Set ATP to Continuous. Set a Slow improvement rate if you wish to gradually increase your training load. TL increase is the single biggest contributor to improving fitness but keep in mind recovery is where that improvement actually happens.
Ride as you wish.
For your “80% easy/easy” select easy endurance workouts (3:00:00 focus) with mostly blue intervals. The bluer the better. Aqua is fine. Green moves you into sweet spot territory (hard endurance).
For example, over/under LTP intervals like Lucy in the Sky or at/below LTP like Back to Blue.
You can do these workouts while wandering around in 3D world if the EBC app controls your trainer and Zwift is only paired to power meter.
Or run EBC while watching the Session Player with a BTW (Bike the World) video. Select from Sessions to do that. Or free ride outdoors to similar focus duration (20:00 and higher) by monitoring watts/HR/RPE or some Xert data fields if you have a Garmin.

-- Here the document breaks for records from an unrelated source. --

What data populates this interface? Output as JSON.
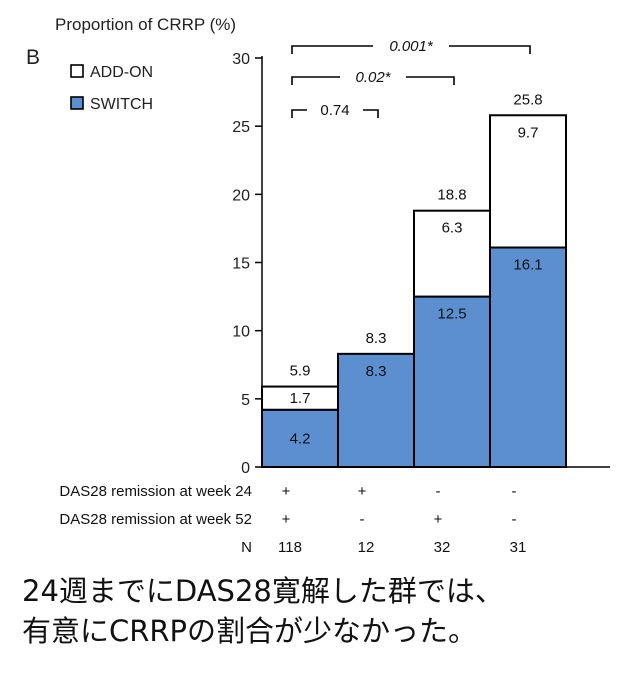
{
  "chart_data": {
    "type": "bar",
    "panel_label": "B",
    "y_axis_title": "Proportion of CRRP (%)",
    "ylim": [
      0,
      30
    ],
    "yticks": [
      0,
      5,
      10,
      15,
      20,
      25,
      30
    ],
    "categories": [
      "118",
      "12",
      "32",
      "31"
    ],
    "series": [
      {
        "name": "SWITCH",
        "values": [
          4.2,
          8.3,
          12.5,
          16.1
        ],
        "labels": [
          "4.2",
          "8.3",
          "12.5",
          "16.1"
        ],
        "color": "#5b8fcf"
      },
      {
        "name": "ADD-ON",
        "values": [
          1.7,
          0,
          6.3,
          9.7
        ],
        "labels": [
          "1.7",
          "",
          "6.3",
          "9.7"
        ],
        "color": "#ffffff"
      }
    ],
    "totals": [
      5.9,
      8.3,
      18.8,
      25.8
    ],
    "total_labels": [
      "5.9",
      "8.3",
      "18.8",
      "25.8"
    ],
    "table_rows": [
      {
        "label": "DAS28 remission at week 24",
        "values": [
          "+",
          "+",
          "-",
          "-"
        ]
      },
      {
        "label": "DAS28 remission at week 52",
        "values": [
          "+",
          "-",
          "+",
          "-"
        ]
      },
      {
        "label": "N",
        "values": [
          "118",
          "12",
          "32",
          "31"
        ]
      }
    ],
    "comparisons": [
      {
        "from": 0,
        "to": 3,
        "label": "0.001",
        "marker": "*",
        "italic": true
      },
      {
        "from": 0,
        "to": 2,
        "label": "0.02",
        "marker": "*",
        "italic": true
      },
      {
        "from": 0,
        "to": 1,
        "label": "0.74",
        "marker": "",
        "italic": false
      }
    ],
    "bar_border_color": "#000000"
  },
  "caption": {
    "line1": "24週までにDAS28寛解した群では、",
    "line2": "有意にCRRPの割合が少なかった。"
  }
}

Once a week do your HIIT workout or ZRL event as your “20% hard/hard”.
If not getting a BT once a month from HIIT efforts, ride a BT workout to failure in Slope mode to assess any signature change.

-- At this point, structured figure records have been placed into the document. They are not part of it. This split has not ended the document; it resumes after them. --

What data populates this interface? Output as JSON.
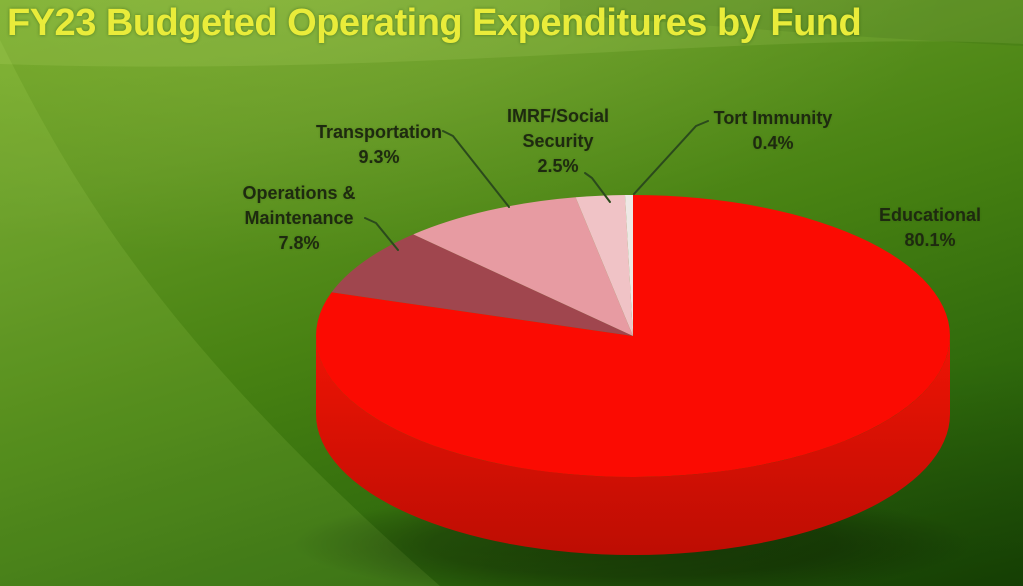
{
  "slide": {
    "title": "FY23 Budgeted Operating Expenditures by Fund",
    "title_color": "#e9ec3a",
    "label_color": "#1e2a10",
    "leader_line_color": "#2b4a1c",
    "background_greens": [
      "#70a626",
      "#478112",
      "#1d4d05"
    ]
  },
  "chart_data": {
    "type": "pie",
    "style": "3d",
    "title": "FY23 Budgeted Operating Expenditures by Fund",
    "unit": "%",
    "start_angle_deg": 0,
    "direction": "clockwise",
    "legend_position": "none",
    "labels_show_name_and_percent": true,
    "slices": [
      {
        "label": "Educational",
        "value": 80.1,
        "display": "80.1%",
        "color": "#fb0b02"
      },
      {
        "label": "Operations & Maintenance",
        "value": 7.8,
        "display": "7.8%",
        "color": "#a0464e"
      },
      {
        "label": "Transportation",
        "value": 9.3,
        "display": "9.3%",
        "color": "#e79ba2"
      },
      {
        "label": "IMRF/Social Security",
        "value": 2.5,
        "display": "2.5%",
        "color": "#f0c3c6"
      },
      {
        "label": "Tort Immunity",
        "value": 0.4,
        "display": "0.4%",
        "color": "#eee8e5"
      }
    ],
    "side_color_top": "#ef1405",
    "side_color_bottom": "#bd0d03"
  },
  "callouts": {
    "om": {
      "lines": [
        "Operations &",
        "Maintenance",
        "7.8%"
      ]
    },
    "transportation": {
      "lines": [
        "Transportation",
        "9.3%"
      ]
    },
    "imrf": {
      "lines": [
        "IMRF/Social",
        "Security",
        "2.5%"
      ]
    },
    "tort": {
      "lines": [
        "Tort Immunity",
        "0.4%"
      ]
    },
    "educational": {
      "lines": [
        "Educational",
        "80.1%"
      ]
    }
  }
}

Decide which day(s) you want to rest or if feeling stretched just take the day off. Remember, recovery is key.
No need for a VO2max test or zone anguish with an easy/easy, hard/hard approach.
Over time you’ll feel fitter and be fitter regardless of what measuring tools you use. Monitoring the XPMC chart will do. You could slice and dice your data at intervals.icu if so inclined, but a 3 zone/3 level strain model doesn’t require that amount of detail.
Any chance you’ve followed Katie Kookaburra’s journey?
Ultra-endurance is well beyond my scope but to each their own.
Enjoy the ride.
I just tried signing up to Sentiero but it doesn’t seem to be working. The emails confirmation that they send you goes to a blank page when clicked to confirm.
OK. But with me the update button was greyed out so non- functional. I’ll give them another go but it did also say my test period had ended despite only having signed up 5 minutes previously
My confirmation email worked OK but it did say that my rest period had already finished and I needed to email them for a monthly sub. I’ve emailed them for an explanation but don’t expect a response until next week now.
Hello,
I admit to being interested in this code, however, do you know how to estimate the VLamax with high reliability without taking lactate from the start?